Venerdi 26 settembre 2008
Oggi è venuto il dottore. È da un po’ che ho degli strani dolori alle articolazioni delle mani e l’altra settimana mi si è gonfiato un dito senza ci fosse stato alcun trauma; dovrò fare delle analisi del sangue per escludere malattie autoimmuni.
Oggi non mi sento bene. Ho un mal di testa terribile e la mente alterata, come in loop. Mi sono presa dell’efferalgan ma non mi è passato. Mi rendo conto che Ahmed mi ha chiamato un’ora fa, ma dato il mio stato mentale mi sembrano passati appena cinque minuti.
Domenica 28 settembre 2008
Oggi mi è successa la stessa cosa di cui Rania si è lamentata tutto il tempo giovedì scorso al lavoro: qualche perdita che non si era trasformata in un vero e proprio ciclo.
Per un giorno intero è andata e tornata dal bagno domandandosi perché non gli venissero come si deve. Non capivo perché la facesse tanto grave; io di me ho pensato semplicemente che mi stessero arrivando un po’ esitanti e con qualche giorno di anticipo, perché no, capita. Con questo caldo poi. E invece lei seria e direttamente mi ha chiesto: “potresti essere incinta?”.
Come svegliatami da un’amnesia durata dieci giorni, stupita della mia risposta e come se i ricordi appartenessero a un altro, ho risposto “sì”. In che parte della mia memoria si era rifugiato il ricordo di quella notte durante questi ultimi dieci giorni? Era ovvio che era successo un mezzo pasticcio. Perché non me ne ero preoccupata e come potevo non averci pensato prima? Non mi sono nemmeno posta il problema di andare a controllare nel calendario a che giorno fossi. Sì, certo. Solo ora mi accorgo che era il quindicesimo.
Ovviamente, non avendo minimamente realizzato il rischio, la possibilità di una pillola del giorno dopo nemmeno mi aveva sfiorato. La stanchezza, la fatica di comunicare, il pensiero di cercare un medico, chiedergli la prescrizione, spiegargli, sentire la riprovazione, il giudizio, io la bionda che viene in Egitto e…

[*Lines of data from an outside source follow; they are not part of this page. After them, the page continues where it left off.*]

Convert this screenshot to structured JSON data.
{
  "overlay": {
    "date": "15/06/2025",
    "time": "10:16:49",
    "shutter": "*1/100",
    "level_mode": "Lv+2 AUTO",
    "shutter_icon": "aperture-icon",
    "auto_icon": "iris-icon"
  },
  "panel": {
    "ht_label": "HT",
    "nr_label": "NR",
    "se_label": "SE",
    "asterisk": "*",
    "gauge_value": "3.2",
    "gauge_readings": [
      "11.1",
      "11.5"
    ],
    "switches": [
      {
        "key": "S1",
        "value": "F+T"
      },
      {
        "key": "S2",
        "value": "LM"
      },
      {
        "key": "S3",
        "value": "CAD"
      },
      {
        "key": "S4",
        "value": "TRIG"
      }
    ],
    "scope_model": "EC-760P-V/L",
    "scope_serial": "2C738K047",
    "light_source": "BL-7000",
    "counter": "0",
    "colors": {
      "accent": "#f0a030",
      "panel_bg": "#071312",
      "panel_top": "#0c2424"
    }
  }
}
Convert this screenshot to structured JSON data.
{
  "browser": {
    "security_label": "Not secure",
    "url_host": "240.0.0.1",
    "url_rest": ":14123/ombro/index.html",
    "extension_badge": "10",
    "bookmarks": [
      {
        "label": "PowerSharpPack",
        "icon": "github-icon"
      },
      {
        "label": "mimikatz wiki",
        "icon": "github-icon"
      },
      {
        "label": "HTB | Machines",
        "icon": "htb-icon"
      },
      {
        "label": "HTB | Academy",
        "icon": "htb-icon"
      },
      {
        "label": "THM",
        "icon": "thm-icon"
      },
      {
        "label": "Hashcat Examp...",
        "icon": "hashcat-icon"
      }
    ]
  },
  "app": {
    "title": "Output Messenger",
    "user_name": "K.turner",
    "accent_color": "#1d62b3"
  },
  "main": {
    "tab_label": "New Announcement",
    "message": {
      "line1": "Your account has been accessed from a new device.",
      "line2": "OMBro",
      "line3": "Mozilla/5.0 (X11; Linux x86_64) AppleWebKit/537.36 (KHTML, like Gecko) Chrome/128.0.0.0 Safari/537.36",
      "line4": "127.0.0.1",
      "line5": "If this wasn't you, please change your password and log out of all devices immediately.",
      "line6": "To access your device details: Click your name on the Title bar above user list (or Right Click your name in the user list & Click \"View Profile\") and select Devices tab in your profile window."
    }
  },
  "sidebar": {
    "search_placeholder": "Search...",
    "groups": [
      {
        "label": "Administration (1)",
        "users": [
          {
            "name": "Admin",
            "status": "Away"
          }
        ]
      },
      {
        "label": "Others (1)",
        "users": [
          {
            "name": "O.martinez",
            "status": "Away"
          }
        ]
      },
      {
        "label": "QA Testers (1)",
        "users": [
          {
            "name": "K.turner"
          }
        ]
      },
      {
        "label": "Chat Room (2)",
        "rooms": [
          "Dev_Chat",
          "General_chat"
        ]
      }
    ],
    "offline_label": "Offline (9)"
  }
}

Ma tutto ciò per ma non vuole dire niente. Non c’è difficoltà che non abbia affrontato da sola, verità che non mi sia svelata, diritto per cui non mi sia battuta, a testa alta. Come è potuto succedere; io che sono sempre onesta con me stessa, che mi metto davanti allo specchio scevrando le parti di me più scomode, costantemente desta, lucida e impietosa, con me stessa in primis… Che cosa mi sono voluta nascondere?
Ero imbambolata e immobile davanti a Rania, con la paura di stare svelando a una mia collega un segreto. “Si chiama innestation spotting – continua lei – e può avvenire dieci giorni dopo la fecondazione. Può dare luogo a un leggero sanguinamento. Io l’ho avuto in una delle mie gravidanze”.
In camicia da notte, sola nel mio appartamento del Cairo, tra le voci, le urla, i clacson e la festa delle notti del Ramadam invadevano la stanza, vedo il pallino del test colorarsi lentamente di rosso, ed è stata l’emozione più grande della mia vita. Sapere che c’era qualcosa dentro di me che viveva ed era profondamente mio. La semplice verità era che io volevo rimanere incinta, ora e da lui.
Stavo parlando in Skype con Anna e glie l’ho detto. Poi ho interrotto la comunicazione per chiamare Sara, perché dovevo trovare un ginecologo. Poi ho mandato un messaggio alla mamma.
Lunedì 29 settembre 2008
La prima cosa che mi ha chiesto Rania quando sono entrata in ufficio è stato: “allora?”
Taccio. Non volevo rischiare che si spargesse la voce. Ma la mia faccia parlava da sola. Immobile, seria. “Congratulazioni!” esclama lei.
Ho pensato a tutte le donne che se le possono vivere col sorriso quelle congratulazioni, perché hanno magari una vita normale, un lavoro stabile, una casa, la città in cui hanno scelto di vivere, una famiglia su cui contare e un uomo di cui si possano fidare; o se non tutte, per lo meno qualcuna di queste cose. Ho pensato che è stato bello comunque averle sentite queste congratulazioni e avere fatto finta che potessero davvero essere per me.
Martedì 30 settembre 2008
E’ bello pensare di essere in due, che ogni gesto quotidiano come bere un semplice succo di frutta è condiviso e vada a nutrire un altro esserino. Fa venire voglia di prendersi cura ancora di più di sé e di volersi bene. Lui è lì in qualche parte di te, esiste già, ha il suo viso e continua a crescere mentre tu ti muovi, mangi, cammini, lavori, dormi. E pensi a come sarebbe potuto essere.